The Obama administration, which has completed a fresh review of Iran's nuclear progress, said current troubles "give us a window to impose the first sanctions that may make the Iranians think the nuclear programme isn't worth the pricetag." "The long-discussed sanctions would initiate the latest phase in a strategy to force Iran to comply with UN demands to halt production of nuclear fuel," The New York Times reported citing unnamed officials. This time, the White House wants to focus the new sanctions on the Islamic Revolutionary Guards Corps because it wants to avoid angering Iranians protesting in the streets by depriving them of Western goods, the report said.
The US is planning to go ahead with the new sanctions despite acknowledging that three previous rounds of restrictions have failed to deter Iran.
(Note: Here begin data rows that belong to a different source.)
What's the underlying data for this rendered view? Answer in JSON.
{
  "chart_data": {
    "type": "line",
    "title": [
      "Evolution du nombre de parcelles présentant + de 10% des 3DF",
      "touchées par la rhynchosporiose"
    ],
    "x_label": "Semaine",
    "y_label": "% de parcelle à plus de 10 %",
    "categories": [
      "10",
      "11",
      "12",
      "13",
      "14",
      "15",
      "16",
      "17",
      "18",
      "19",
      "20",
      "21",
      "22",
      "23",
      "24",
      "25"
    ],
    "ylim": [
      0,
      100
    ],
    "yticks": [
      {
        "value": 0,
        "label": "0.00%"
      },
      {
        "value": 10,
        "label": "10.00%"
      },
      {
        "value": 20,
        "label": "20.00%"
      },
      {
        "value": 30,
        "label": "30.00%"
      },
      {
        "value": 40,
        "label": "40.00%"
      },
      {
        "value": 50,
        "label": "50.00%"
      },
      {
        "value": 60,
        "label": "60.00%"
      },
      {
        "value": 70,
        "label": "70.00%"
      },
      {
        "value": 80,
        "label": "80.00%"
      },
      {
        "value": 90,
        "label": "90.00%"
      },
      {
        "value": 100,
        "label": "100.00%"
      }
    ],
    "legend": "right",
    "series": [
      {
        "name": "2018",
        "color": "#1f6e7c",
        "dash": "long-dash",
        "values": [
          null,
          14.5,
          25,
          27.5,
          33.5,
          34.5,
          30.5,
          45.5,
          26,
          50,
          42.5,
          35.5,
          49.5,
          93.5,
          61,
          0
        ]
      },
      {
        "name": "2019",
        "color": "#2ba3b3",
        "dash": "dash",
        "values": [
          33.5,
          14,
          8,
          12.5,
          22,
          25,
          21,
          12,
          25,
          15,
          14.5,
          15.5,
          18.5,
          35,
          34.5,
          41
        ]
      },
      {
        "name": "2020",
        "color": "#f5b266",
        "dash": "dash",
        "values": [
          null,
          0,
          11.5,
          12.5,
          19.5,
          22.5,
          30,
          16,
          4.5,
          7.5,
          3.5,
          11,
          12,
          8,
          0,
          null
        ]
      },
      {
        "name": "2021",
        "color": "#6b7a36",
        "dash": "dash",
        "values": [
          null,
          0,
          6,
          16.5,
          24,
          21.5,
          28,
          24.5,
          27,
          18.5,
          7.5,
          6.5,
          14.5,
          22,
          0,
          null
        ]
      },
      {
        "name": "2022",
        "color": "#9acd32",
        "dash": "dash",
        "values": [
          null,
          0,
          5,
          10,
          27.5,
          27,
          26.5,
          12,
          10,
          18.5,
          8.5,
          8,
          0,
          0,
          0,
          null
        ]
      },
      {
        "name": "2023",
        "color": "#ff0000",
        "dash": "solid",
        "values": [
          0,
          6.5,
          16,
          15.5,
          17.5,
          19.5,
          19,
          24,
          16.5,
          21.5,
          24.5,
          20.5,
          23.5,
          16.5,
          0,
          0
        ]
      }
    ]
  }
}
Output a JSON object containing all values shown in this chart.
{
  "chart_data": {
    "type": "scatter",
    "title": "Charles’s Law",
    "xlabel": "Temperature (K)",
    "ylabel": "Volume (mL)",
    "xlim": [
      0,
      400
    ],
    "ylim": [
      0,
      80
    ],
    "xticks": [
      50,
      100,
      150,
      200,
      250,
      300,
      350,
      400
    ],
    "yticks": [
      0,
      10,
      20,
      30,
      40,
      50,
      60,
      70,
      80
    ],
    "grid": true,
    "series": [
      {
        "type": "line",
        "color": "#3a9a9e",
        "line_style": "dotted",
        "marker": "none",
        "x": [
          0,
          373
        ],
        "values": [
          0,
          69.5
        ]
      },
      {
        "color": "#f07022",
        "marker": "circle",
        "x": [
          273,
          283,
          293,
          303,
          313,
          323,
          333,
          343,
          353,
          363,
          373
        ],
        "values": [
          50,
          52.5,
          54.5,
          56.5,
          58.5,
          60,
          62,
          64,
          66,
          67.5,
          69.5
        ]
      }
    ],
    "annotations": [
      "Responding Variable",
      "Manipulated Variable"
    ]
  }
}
The administration also aims to get Arab and Asian nations to join Europe in cutting off financial transactions with front companies for the Revolutionary Guards.
Iran dismissed an end-of-2009 deadline imposed by the US and the West to accept a UN-drafted deal to swap most of its enriched uranium for nuclear fuel. It came up with a counterproposal, asking the West either sell nuclear fuel to Iran, or swap its nuclear fuel for Iran's enriched uranium in smaller batches instead of at once as the UN plan calls for.
Meanwhile, the White House has said Iran was "standing in its own way" by imposing an ultimatum on world powers to accept its version of a deal to defuse the building nuclear showdown. "The IAEA has a balanced proposal on the table that would fulfill Iran's own request for fuel, and has the backing of the international community," National Security Council
spokesman Mike Hammer said.
"If getting access to fuel is Iran's objective, then there is absolutely no reason why the existing proposal, which Iran accepted in principle at Geneva, is insufficient. The Iranian government is standing in its own way," he added. Three months ago, Iran's delay in disclosing the country's secret enrichment plant under construction near the holy city of Qum had concerned Western powers.